Résultat : sans faire beaucoup de bruit, cette avancée technologique majeure a fait de l’aéroport Montréal-Trudeau, en octobre, le premier aéroport du monde à ramener le glycol usé à une concentration minimale de 99,5 % et à pouvoir, de ce fait, le réutiliser comme produit certifié pour le dégivrage des avions. ADM et Aéro Mag ont aussi reçu en juin les grands honneurs des Prix Novae de l’Entreprise citoyenne de l’année, catégorie « Matières résiduelles », grâce à cette innovation.


« Ailleurs, explique Christiane Beaulieu, vice-présidente, affaires publiques et communications d’ADM, on récupère le produit usé pour ensuite en disposer de la manière la moins dommageable possible pour l’environnement. D’autres parviennent à le revendre comme produit antigel dans les industries automobile et minière. Mais nulle part ailleurs on ne parvient comme ici à atteindre un niveau de pureté qui permet le réemploi de ce produit pour le dégivrage des avions. »

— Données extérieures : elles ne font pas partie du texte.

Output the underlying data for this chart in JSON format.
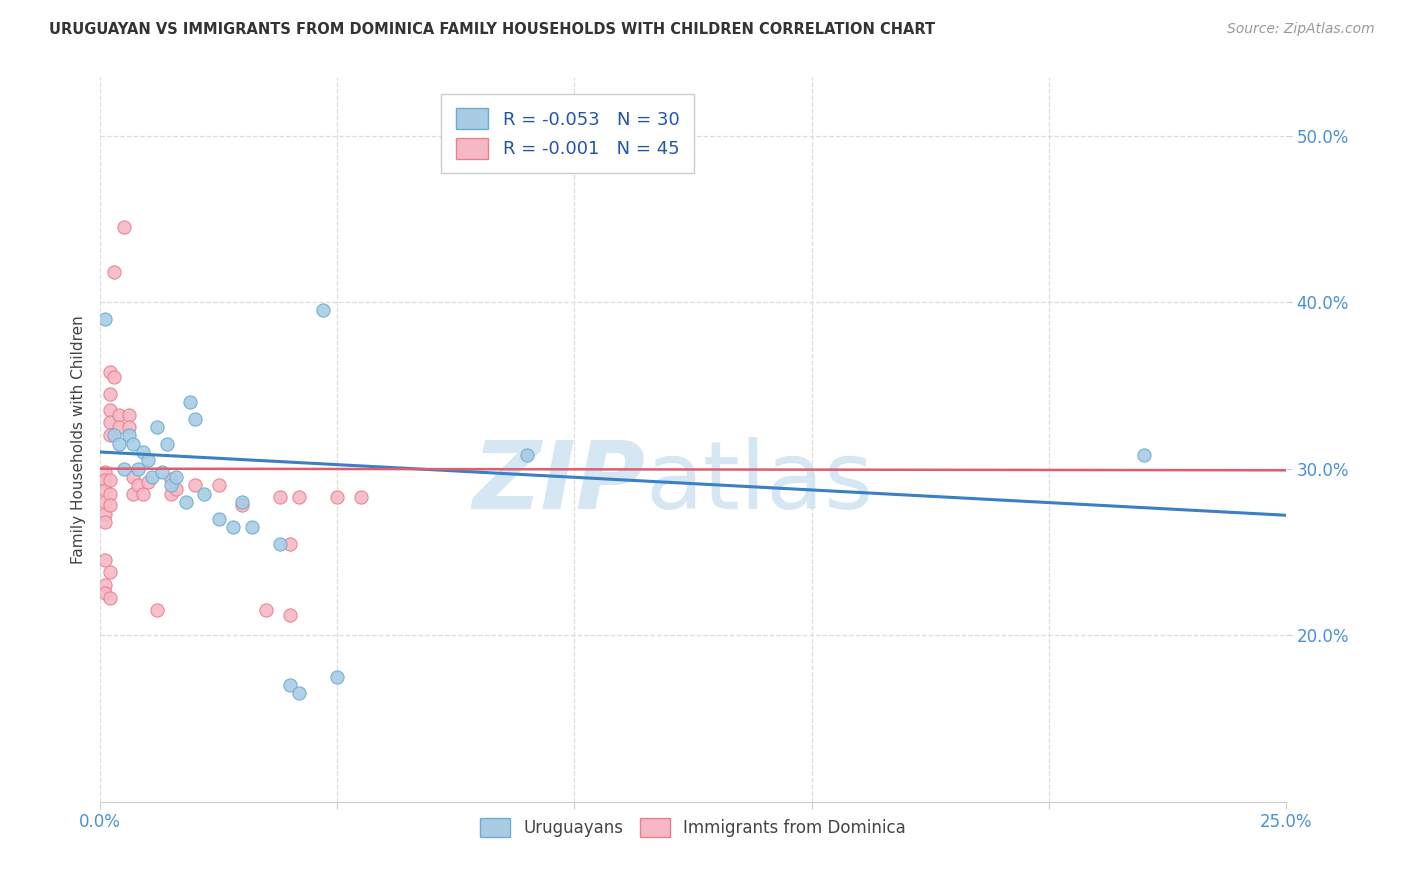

Grand intérêt à l’étranger


Forte de ce succès, l’entreprise montréalaise attire l’attention de partout dans le monde, souligne Mario Lépine, président d’Aéro Mag.


C’est qu’en plus de réduire au minimum l’achat de glycol, les frais de disposition de ses résidus usés et les risques pour l’environnement, cette façon de faire parviendrait à diminuer la consommation de deux millions de litres d’eau par année à Montréal et à réduire de 30 % annuellement les dépenses des transporteurs (pouvant constituer plusieurs centaines de milliers de dollars) liés à l’achat d’éthylène glycol et aux activités de dégivrage dans leur ensemble.


« L’intérêt est là, c’est certain. Et je peux vous assurer que je fais plus que le sentir ! » confirme le président d’Aéro Mag, dont les seules installations à Montréal-Trudeau permettent de dégivrer jusqu’à 48 avions à l’heure. Prudent, ce dernier précise que si cette innovation devait avoir des suites – ce qu’il souhaite – elles ne pourraient être espérées du jour au lendemain. Ce sont des développements qui demandent un grand investissement en savoir-faire, temps et argent.


Outre les aéroports de Dorval et de Mirabel, l’entreprise fondée en 1994 est également active dans six autres aéroports canadiens (Ottawa, Vancouver, Toronto Island, St. John’s, Calgary, Edmonton), trois aéroports américains (Cleveland Hopkins, Denver, Newark Liberty) et en Europe, à l’aéroport Heathrow de Londres.